The powers of technology giants like Facebook owner Meta, Google, Amazon and Apple could be severely curbed as the European Union Council and European Parliament have reached a provisional political agreement on the landmark Digital Markets Act (DMA).

The DMA, the process for which began some 16 months ago, defines clear rules governing large online platforms and aims to ensure that no large online platform that acts as a gatekeeper for a large number of users abuses its position to the detriment of other companies wishing to access such users.

For a platform to qualify as a gatekeeper, it must either have had annual revenue of at least €7.5 billion ($8.2 billion) within the European Union (EU) in the past three years or have a market valuation of at least €75 billion ($82 billion), and it must have at least 45 million monthly users and at least 10,000 business users established in the EU.

Big Tech firms deemed “gatekeepers” can no longer rank their own products or services higher than those of others; reuse private data collected during a service for the purposes of another service; establish unfair conditions for business users; pre-install certain software applications; or require app developers to use certain services like payment systems or identity providers in order to be listed in app stores.

If a gatekeeper violates the rules laid down in the legislation, it risks a fine of up to 10% of its total worldwide revenue. For a repeat offense, a fine of up to 20% of worldwide turnover may be imposed. Under the new rules, if a gatekeeper violates the rules at least three times in eight years, the European Commission can open a market investigation and impose behavioral or structural remedies. To make sure that gatekeepers do not undermine the rules set out in the DMA, the regulation also enforces anti-circumvention provisions.

The wording of the DMA is being finalized and is subject to approval by the Council and the European Parliament. This is expected to be a formality — and the DMA is likely to become law by October of this year. The European Commission will be the sole enforcer of the regulation.

Economic concerns deriving from a gatekeeper’s data collection will be addressed in the DMA and wider societal concerns will be tackled in the separate Digital Services Act, a decision on which is expected shortly.

Addressing the Commission on Friday, commissioner for competition and executive VP Margrethe Vestager, said: “Over these years as commissioner for competition, complaints have been coming through our doors. We had not one, not two, but three Google cases. We are now on the fourth. We had two Amazon cases before; we now have two open Amazon cases again. We have three Apple cases; we have a Facebook case. We have seen what can happen in a marketplace and we see the changes in the specifics in every case.”

She continued, “The thing is that what we have learnt over these years is that we can correct in specific cases, we can punish illegal behavior, but when things become systematic, then we need regulation as well. If there is a systemic misbehavior, then we need regulation to come in.”

“Without enforcement, there is no real change on the ground,” Vestager added.

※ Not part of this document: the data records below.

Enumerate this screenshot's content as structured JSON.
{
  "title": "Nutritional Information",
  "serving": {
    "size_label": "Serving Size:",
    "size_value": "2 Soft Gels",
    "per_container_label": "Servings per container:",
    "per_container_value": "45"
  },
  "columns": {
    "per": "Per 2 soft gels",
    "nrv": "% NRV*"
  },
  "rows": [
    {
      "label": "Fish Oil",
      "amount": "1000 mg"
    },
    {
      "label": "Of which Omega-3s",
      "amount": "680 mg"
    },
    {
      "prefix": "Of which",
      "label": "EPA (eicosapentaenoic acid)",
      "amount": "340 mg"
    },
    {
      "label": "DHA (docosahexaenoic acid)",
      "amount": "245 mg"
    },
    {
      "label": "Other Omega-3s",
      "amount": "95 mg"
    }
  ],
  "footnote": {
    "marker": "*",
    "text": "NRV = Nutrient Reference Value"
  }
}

Meanwhile, a broad coalition from the European media sector, including public and commercial broadcasters, radio and the press, has welcomed the agreement. Grégoire Polad, on behalf of the coalition, said: “Targeting the regulation to genuine gatekeepers is the right approach. This is good for business and innovation, but also good for democracy as harmful practices by the gatekeepers will no longer be tolerated, ensuring Europe’s rich and diverse media can flourish on a more equal footing.”

“We expect big tech to start complying with the new rules as soon as possible and we encourage the European Commission to proceed on the enforcement phase of the regulation,” Polad added.